Tuesday, February 19, 2013

2/15/13 Case Summary

We discussed Cases 1 and 2 during a webinar last Friday. The presentation is saved at:
http://meet79792352.adobeconnect.com/p516enlgmqt/
Some of the audio is involved with the formatting and use of smartphones and tablets to answer the questions.

Summary of Case 1:









The patient has a sensory extropia secondary to traumatic optic neuropathy and correction can involve right lateral rectus recession and right medial rectus resection. Patients with one poor-seeing eye usually prefer to have surgery on that eye, and usually that is feasible.

There are some cases where the plan with the higher likelihood of success involves operating on the better seeing eye. In those cases, I try to explain to patient (or parent) how their goals are more likely to be achieved with surgery on the sound eye, and what to expect if surgery is only performed on the unsound eye. If they decide to only operate on the poor eye, then I operate on that eye only.




Summary of Case 2:
















An intermittent hypertropia implies an early onset, which can be important when evaluating a patient with a "new" vertical deviation- if they are fusing a hypertropia >5PD, it's probably not an acute process.

The management of 4th nerve palsy with or without inferior oblique overaction has a number of options, determined by assessment of versions, torsion, head osition, and patient age. A general rule of strabismus surgery planning is to operate on the muscles with a field of action on the direction where the deviation is greatest. In this case, the left hypertropia is worse in right gaze, so the options are to work on the vertical recti of the right eye, or the obliques of the left eye.

Left inferior oblique myotomy/recession would correct the inferior oblique overaction and up to 12-15PD of hypertropia. It will have a modest incyclorsion. I've found a myotomy works well in children, but may leave residual deviations in adults. Myotomy is not adjustable; recession can be adjusted.

Left superior oblique tuck will improve the ability to depress in adduction, so can be considered in cases with moderate to severe superior oblique underaction. It will result in a large incyclorotation and may cause a Brown syndrome if the tuck is too tight. A tuck is not easily adjusted.

Left superior oblique Harada-Ito can cause a moderate to large incyclotorsion with minimal effect on vertical alignment. The procedure can be used as a solitary procedure for isolated torsion, or combined with other vertical muscle surgery. The Harada-Ito can be adjusted.

Right inferior rectus recession works well in adults and is easily adjusted. It can result in a moderate incyclotorsion, especially if it is displaced nasally. Inferior rectus recession should be avoided if there is minimal (or no) hypertropia in downgaze, as it may cause the hypertropia to "flip" in downgaze with difficulty reading post-operatively.

Tuesday, February 12, 2013

2/15/13 Cases


Here are two cases that we will be discussing during a webinar session 2/15/13. Both cases have had surgery for their strabismus. Your assignment is to review the clinical history and images, develop a surgical plan, and post your plan and reasoning in the comments section. You don't need to worry about specific surgical dosages, but should indicate which muscle you plan to work on, and whether you will weaken, strengthen, transpose, or otherwise modify the muscle.

I will moderate the comments and "publish" them after our session with a summary of our discussion. Please separate your comments into Case 1 and Case 2.


Case 1:
5y/o boy, history of shaken baby syndrome and optic atrophy OD>OS.
Va 20/200 OD, 20/40 OS. + RAPD OD
20ft: XT 40
13in: XT 35
Strongly prefers fixing with OS. Full versions. Mom wants his right eye to be straight before he enters kindergarten.

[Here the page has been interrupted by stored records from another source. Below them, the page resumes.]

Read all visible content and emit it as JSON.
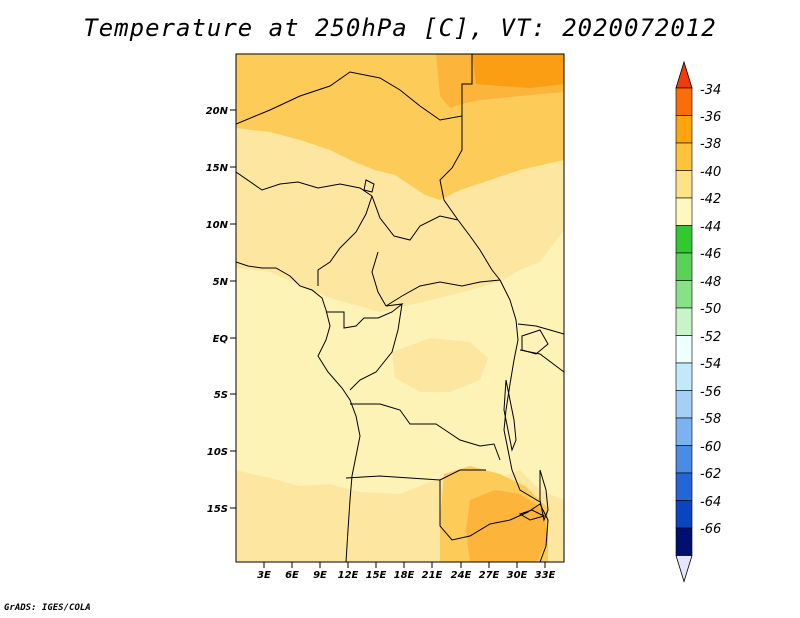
{
  "title": "Temperature at 250hPa [C], VT: 2020072012",
  "credit": "GrADS: IGES/COLA",
  "map": {
    "lat_ticks": [
      "20N",
      "15N",
      "10N",
      "5N",
      "EQ",
      "5S",
      "10S",
      "15S"
    ],
    "lon_ticks": [
      "3E",
      "6E",
      "9E",
      "12E",
      "15E",
      "18E",
      "21E",
      "24E",
      "27E",
      "30E",
      "33E"
    ]
  },
  "colorbar": {
    "labels": [
      "-34",
      "-36",
      "-38",
      "-40",
      "-42",
      "-44",
      "-46",
      "-48",
      "-50",
      "-52",
      "-54",
      "-56",
      "-58",
      "-60",
      "-62",
      "-64",
      "-66"
    ],
    "colors": [
      "#f03c0c",
      "#fa6e0a",
      "#fca50f",
      "#fdc33c",
      "#fde287",
      "#fef8be",
      "#32c832",
      "#5ad25a",
      "#87e187",
      "#c8f5c8",
      "#eeffff",
      "#c2e8fb",
      "#a5cff7",
      "#7cb2ef",
      "#4a8be4",
      "#2466d6",
      "#0a44c0",
      "#001070",
      "#e6e6fa"
    ]
  }
}
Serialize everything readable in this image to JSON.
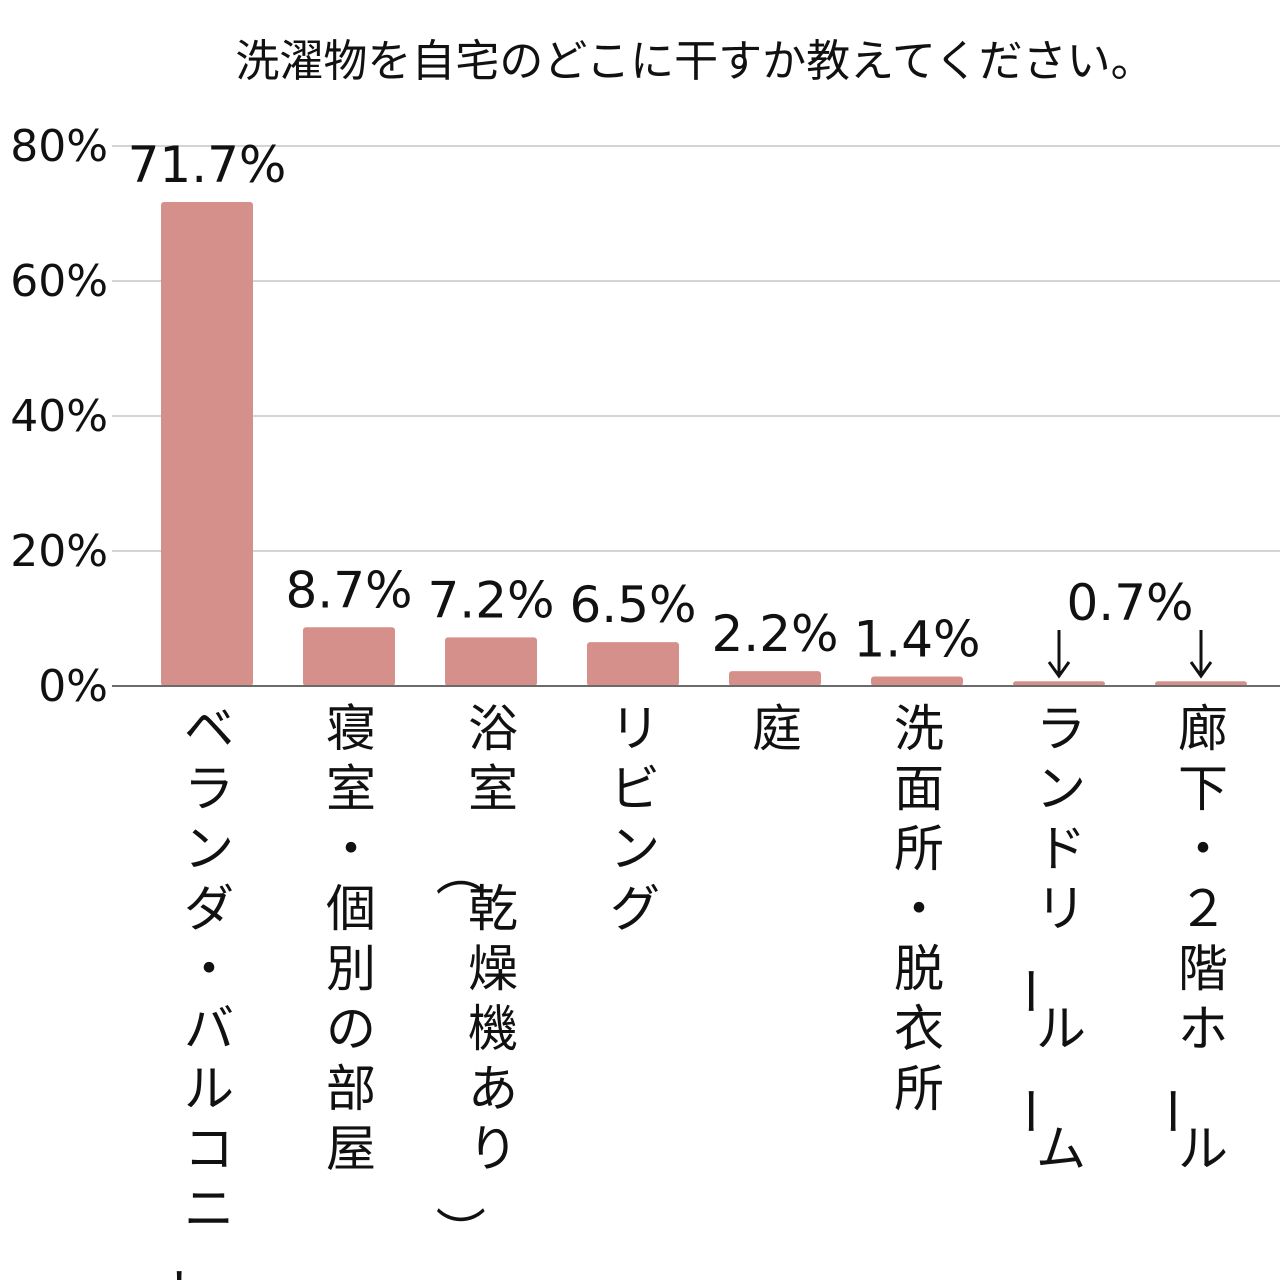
{
  "chart_data": {
    "type": "bar",
    "title": "洗濯物を自宅のどこに干すか教えてください。",
    "categories": [
      "ベランダ・バルコニー",
      "寝室・個別の部屋",
      "浴室（乾燥機あり）",
      "リビング",
      "庭",
      "洗面所・脱衣所",
      "ランドリールーム",
      "廊下・２階ホール"
    ],
    "values": [
      71.7,
      8.7,
      7.2,
      6.5,
      2.2,
      1.4,
      0.7,
      0.7
    ],
    "data_labels": [
      "71.7%",
      "8.7%",
      "7.2%",
      "6.5%",
      "2.2%",
      "1.4%",
      "",
      ""
    ],
    "shared_label": {
      "text": "0.7%",
      "applies_to": [
        6,
        7
      ]
    },
    "ylim": [
      0,
      80
    ],
    "yticks": [
      0,
      20,
      40,
      60,
      80
    ],
    "ytick_labels": [
      "0%",
      "20%",
      "40%",
      "60%",
      "80%"
    ],
    "grid": true,
    "legend": "none",
    "bar_color": "#d6908b",
    "grid_color": "#d4d4d4"
  }
}
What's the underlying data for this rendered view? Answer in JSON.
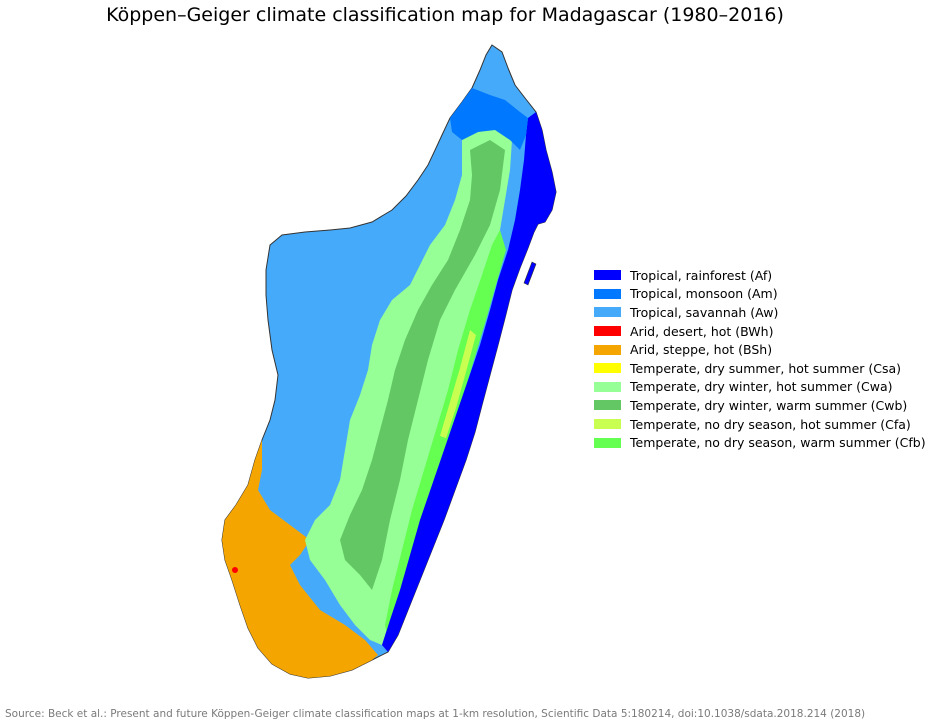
{
  "title": "Köppen–Geiger climate classification map for Madagascar (1980–2016)",
  "legend": [
    {
      "label": "Tropical, rainforest (Af)",
      "color": "#0000ff"
    },
    {
      "label": "Tropical, monsoon (Am)",
      "color": "#0078ff"
    },
    {
      "label": "Tropical, savannah (Aw)",
      "color": "#46aafa"
    },
    {
      "label": "Arid, desert, hot (BWh)",
      "color": "#ff0000"
    },
    {
      "label": "Arid, steppe, hot (BSh)",
      "color": "#f5a500"
    },
    {
      "label": "Temperate, dry summer, hot summer (Csa)",
      "color": "#ffff00"
    },
    {
      "label": "Temperate, dry winter, hot summer (Cwa)",
      "color": "#96ff96"
    },
    {
      "label": "Temperate, dry winter, warm summer (Cwb)",
      "color": "#63c764"
    },
    {
      "label": "Temperate, no dry season, hot summer (Cfa)",
      "color": "#c8ff50"
    },
    {
      "label": "Temperate, no dry season, warm summer (Cfb)",
      "color": "#64ff50"
    }
  ],
  "source": "Source: Beck et al.: Present and future Köppen-Geiger climate classification maps at 1-km resolution, Scientific Data 5:180214, doi:10.1038/sdata.2018.214 (2018)"
}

Representative image from healthinset.com

Questions:

Q1.1 What is your surgical plan?



 Case 2:

7y/o girl brought in by mother because "eyes look funny". No prior injuries or surgery. Mom notes that patient has always tilted her head to the right.
Va 20/20 OU
Rotations: 2-3+ LIOOA
Primary: LH(T) 12
R gaze: LHT 15; L gaze: LHT 4
Down: LHT 6

L gaze
Questions:
Q2.1 What measurements would you expect on head tilt to the right and left?
Q2.2 What would you expect with double Maddox rod testing?
Q2.3 What is your surgical plan?

Sunday, February 10, 2013

Introduction

This is going to be the home of our monthly strabismus rounds- a place to post photos and videos of patients to allow discussion of their surgical management.

I'll plan on posting brief clinical histories along with images for your review prior to our live webinars with faculty.

Expect 3-5 cases per month. Your goal is to review the cases, develop a reasonable surgical plan, and post your discussion of the case in the comments thread prior to the didactic session. It will probably be most helpful for your learning to come up with a plan on your own before reading through the comments section.

This is my first blogging experience, so feel free to offer comments on format, tips on how the presentations can be improved, or any other ideas on how to make the course more useful for you.